Pcper has an article up right now mentioning an update that improves support with virtual machines and multiple GPUs, fingers crossed this means full iommu support goon going forward? Or is this an inbetween measure that solves a different issue.

"Beyond the memory improvements AMD is also adding support for PCI Express Access Control Services which will improve virtualization support and allow users with multiple graphics cards to dedicate a card to the host and another card to the virtual machine."

https://www.pcper.com/news/General-Tech/AMD-AGESA-Update-1006-Will-Support-Configurable-Memory-Sub-Timings-And-Clockspeeds

Beta BIOS:es for Gigabyte boards with IOMMU and other improvments released.

I'm on GA-AB350 Gaming and updated the bios (F5c beta version). The arch linux installation I have still doesn't boot properly with IOMMU enabled in the bios.

Anyone else with the same problem?

Welp. My problem was all the other settings.

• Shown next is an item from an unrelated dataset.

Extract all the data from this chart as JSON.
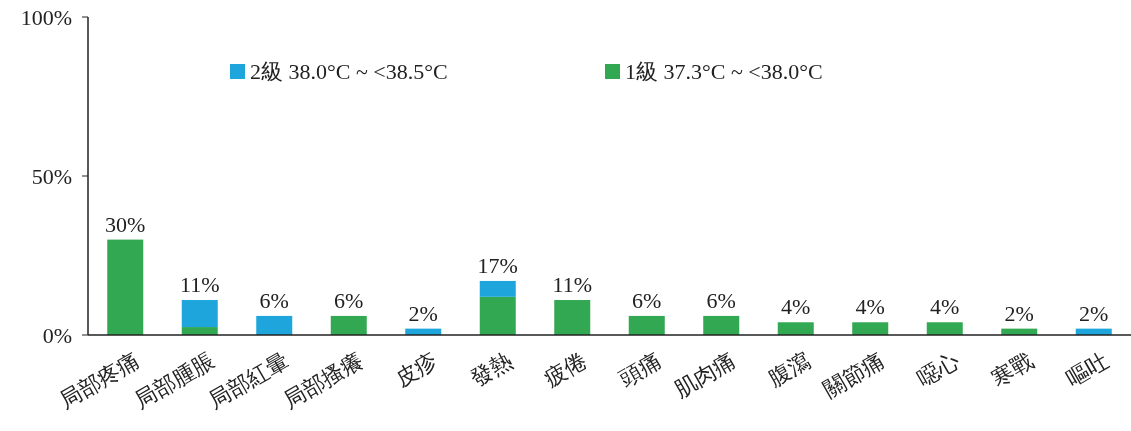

After enabling all possible UEFI settings, I can boot properly with IOMMU enabled on Gigabyte GA-AB350 Gaming using Arch Linux kernel 4.11 something.

Has anyone tried this in a multiseat configuration, i.e. with 2 VMs, each having their own GPU on the same system?

May seem like on odd question, but attempting this on any of three X58 chipset boards that I have available to me results in both VMs GPU driver crashing.

(This is the case if and only if the VMs have attached disks which live on a physical disk other than the root disk! I’ve tried everything I can think to try, and asked on the vfio mailing list, but no luck.)

Sorry to bring up a dead thread, but starting a new topic has not resulted in any answers yet:

How is the grouping on Gigabyte GA-AX370 now days?
I can’t seem to find any good answers while searching.

I know this is months later but I am getting the same kernel panic on asrock ab350m pro4. From my testing it has something to do with GCN cards specifically (rx580). it only happens with a gcn card in a specific slot (x4 slot) and only with iommu enabled.

1 Like

Yeah, I’m guessing they haven’t looked at fixing this stuff on the B350 at all. I need to look through the forums and find an X370 board that works well with IOMMU and just upgrade the board. I can reuse this b350 for my file server and a lower end ryzen.

1 Like

I wound up finding a solution and have a working VM now. Iommu=pt as a kernel param. I still have some weird instability with iommu on that causes what appears to be a display driver Crash in the host. But its very rare and hard to pin down the cause.